A Presidential Hunch. Scientists have hunches, borne from years of research, that lead to a hypothesis, testing, data-gathering, and reformulation of the hypothesis. We respect those hunches. With no inkling of science, this president has a “hunch” that the virus will disappear; we should give it no credence.

A Political Virus. A paranoid president considers this virus political, buoyed by his opponents. But Democrats did not cause the morbidity or mortality spikes. The press coverage of the virus is not a political ploy by his enemies. The governors shutting down their states are not acting against him personally, but against a biological entity that has wreaked havoc over most ot the globe, with no political agenda. “Political virus” — one more oxymoron.

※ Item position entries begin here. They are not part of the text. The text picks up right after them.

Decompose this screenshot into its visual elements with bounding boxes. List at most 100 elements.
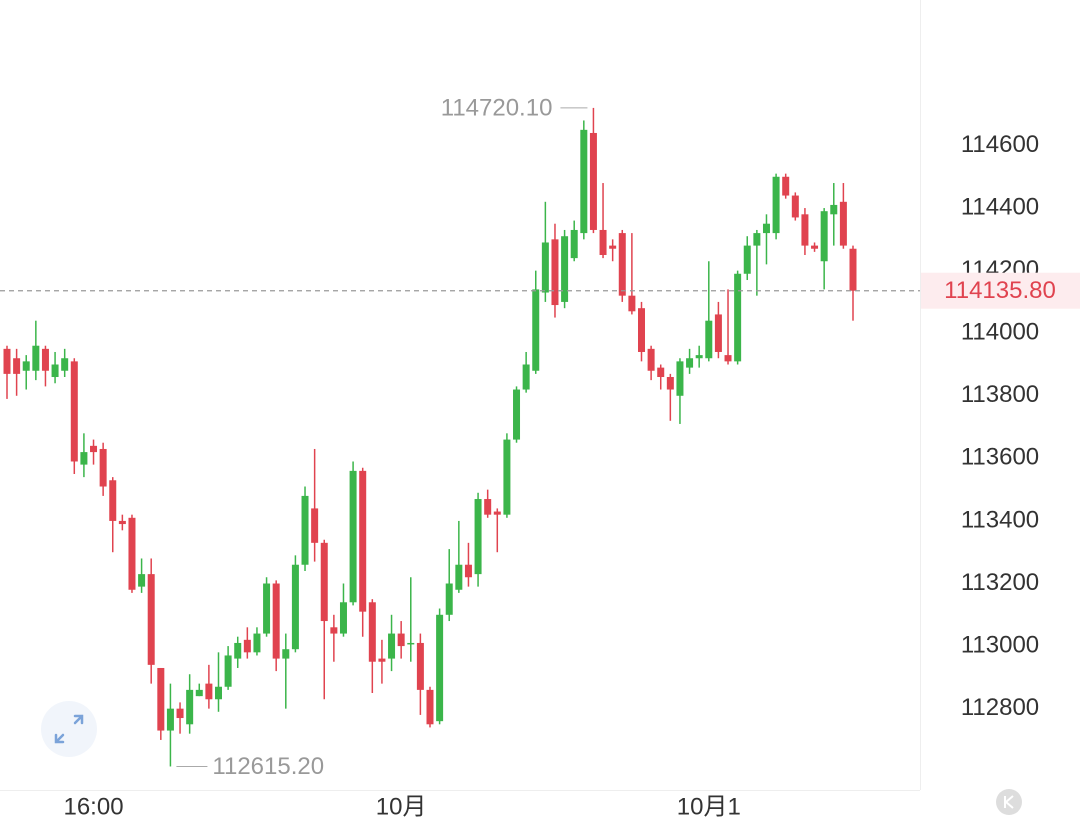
candle-body (666, 377, 674, 390)
candle-body (522, 364, 530, 390)
candle-body (215, 686, 222, 700)
candle-body (570, 229, 578, 259)
candle-body (80, 452, 88, 465)
candle-body (734, 273, 742, 362)
candle-body (263, 583, 271, 634)
candle-body (782, 176, 790, 196)
k-button[interactable] (996, 789, 1022, 815)
candle-body (51, 364, 59, 378)
last-price-bg (921, 272, 1080, 309)
candle-body (830, 204, 838, 215)
candle-body (695, 355, 703, 359)
candle-body (195, 689, 203, 697)
candle-body (743, 245, 751, 274)
x-tick-label: 16:00 (63, 793, 123, 819)
min-label: 112615.20 (212, 753, 324, 780)
candle-body (407, 642, 415, 645)
expand-icon[interactable] (54, 714, 84, 744)
y-tick-label: 114400 (961, 193, 1039, 220)
candle-body (513, 389, 521, 440)
candle-body (99, 448, 107, 487)
candle-body (493, 511, 501, 515)
y-tick-label: 113200 (961, 569, 1039, 596)
max-label: 114720.10 (441, 94, 553, 121)
candle-body (138, 574, 146, 587)
candle-body (109, 480, 117, 521)
candle-body (647, 348, 655, 371)
candle-body (205, 683, 213, 700)
candle-body (724, 355, 732, 362)
candle-body (762, 223, 770, 234)
y-tick-label: 113000 (961, 631, 1039, 658)
y-tick-label: 113400 (961, 506, 1039, 533)
candle-body (657, 367, 665, 378)
candle-body (426, 689, 434, 725)
candle-body (551, 239, 559, 306)
candle-body (484, 499, 492, 515)
candle-body (388, 633, 396, 659)
expand-button-bg[interactable] (41, 701, 97, 757)
candle-body (32, 345, 40, 371)
y-tick-label: 112800 (961, 694, 1039, 721)
candle-body (839, 201, 847, 246)
candle-body (772, 176, 780, 234)
candle-body (455, 564, 463, 590)
candle-body (147, 574, 155, 665)
candle-body (61, 358, 69, 371)
candle-body (705, 320, 713, 359)
candle-body (618, 233, 626, 296)
candle-body (801, 214, 809, 246)
candle-body (599, 229, 607, 255)
y-tick-label: 113600 (961, 444, 1039, 471)
candle-body (368, 602, 376, 662)
candle-body (609, 245, 617, 249)
candle-body (176, 708, 184, 719)
candle-body (561, 236, 569, 302)
candle-body (436, 614, 444, 722)
y-tick-label: 114600 (961, 131, 1039, 158)
candle-body (41, 348, 49, 371)
candle-body (378, 658, 386, 662)
candle-body (416, 642, 424, 690)
candle-body (791, 195, 799, 218)
expand-button[interactable] (41, 701, 97, 757)
candle-body (272, 583, 280, 659)
candle-body (128, 517, 136, 590)
candle-body (186, 689, 194, 725)
candle-body (474, 499, 482, 575)
candle-body (311, 508, 319, 543)
candle-body (589, 132, 597, 230)
candle-body (320, 542, 328, 622)
k-icon[interactable] (1004, 795, 1014, 809)
candle-body (234, 642, 242, 659)
candle-body (397, 633, 405, 647)
candle-body (541, 242, 549, 293)
candle-body (224, 655, 232, 687)
candle-body (339, 602, 347, 634)
candle-body (243, 639, 251, 653)
candle-body (166, 708, 174, 731)
candle-body (753, 233, 761, 246)
candle-body (820, 211, 828, 262)
candle-body (3, 348, 11, 374)
candle-body (686, 358, 694, 368)
candle-body (359, 470, 367, 612)
k-button-bg[interactable] (996, 789, 1022, 815)
candle-body (301, 495, 309, 565)
candle-body (157, 667, 165, 731)
candle-body (676, 361, 684, 396)
candle-body (532, 289, 540, 371)
last-price-label: 114135.80 (944, 277, 1056, 304)
x-tick-label: 10月 (376, 793, 427, 819)
candle-body (638, 308, 645, 352)
candle-body (22, 361, 30, 371)
candle-body (349, 470, 357, 603)
x-tick-label: 10月1 (677, 793, 741, 819)
candle-body (282, 649, 290, 659)
candle-body (714, 314, 722, 352)
y-tick-label: 113800 (961, 381, 1039, 408)
candle-body (70, 361, 78, 462)
candle-body (253, 633, 261, 653)
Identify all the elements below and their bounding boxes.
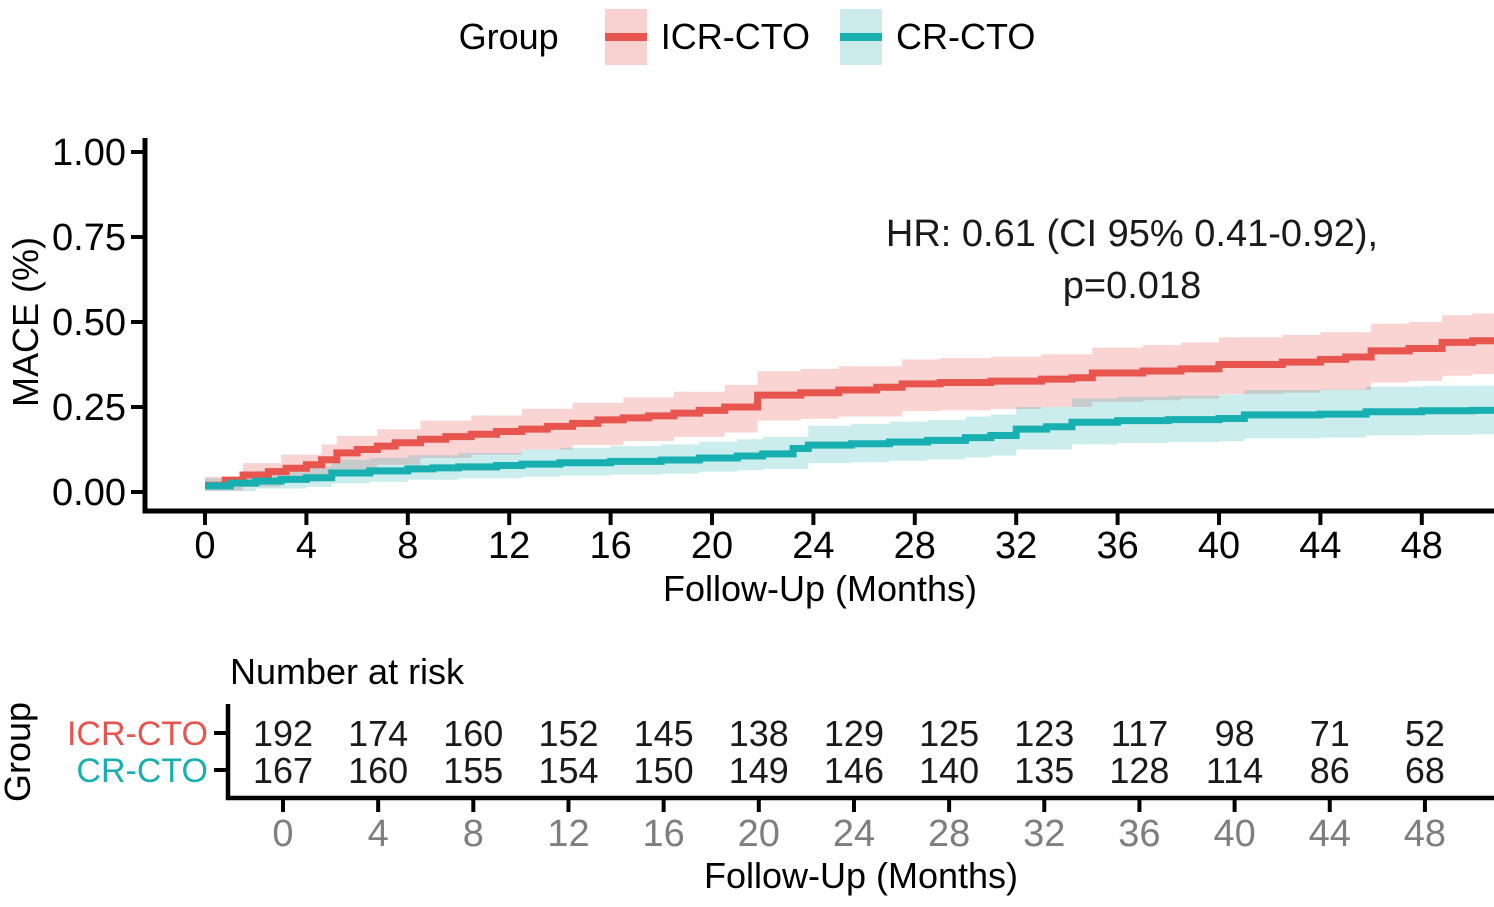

False Data. The president may not like the health numbers: number of hospitalizations, number of deaths, number tested. He fears the economics-numbers: the number filing for unemployment, the rise of debt, the threat of defaults. But labelling them “false,” or broadcast by his enemies, will not deny the data.

Studies as political hit jobs, enemy statements. The president has mastered ad hominem attacks, lashing out at reporters for asking the questions they are paid to ask, lashing out at veterans, Democrats, women … now university studies. When Columbia University reported that, with earlier social distancing, we might have saved 63,000 lives, he lambasted the “liberal” university. When the National Institute of Health reported that hydroxychloroquine doesn’t work, he called the study an enemy statement.

Victory over the Virus. We are living in semi-isolation, gingerly venturing out as summer approaches, yet warily fearful that a data-setback will send us back into semi-isolation. The president can declare victory, but the current modus operandi marks not victory, but accommodation to a virus that we haven’t yet tamped down. Our leaders should be humble: the virus remains more robust than our rhetoric. One more oxymoron.

“Incredibly” inane wisdom: the ultimate oxymoron.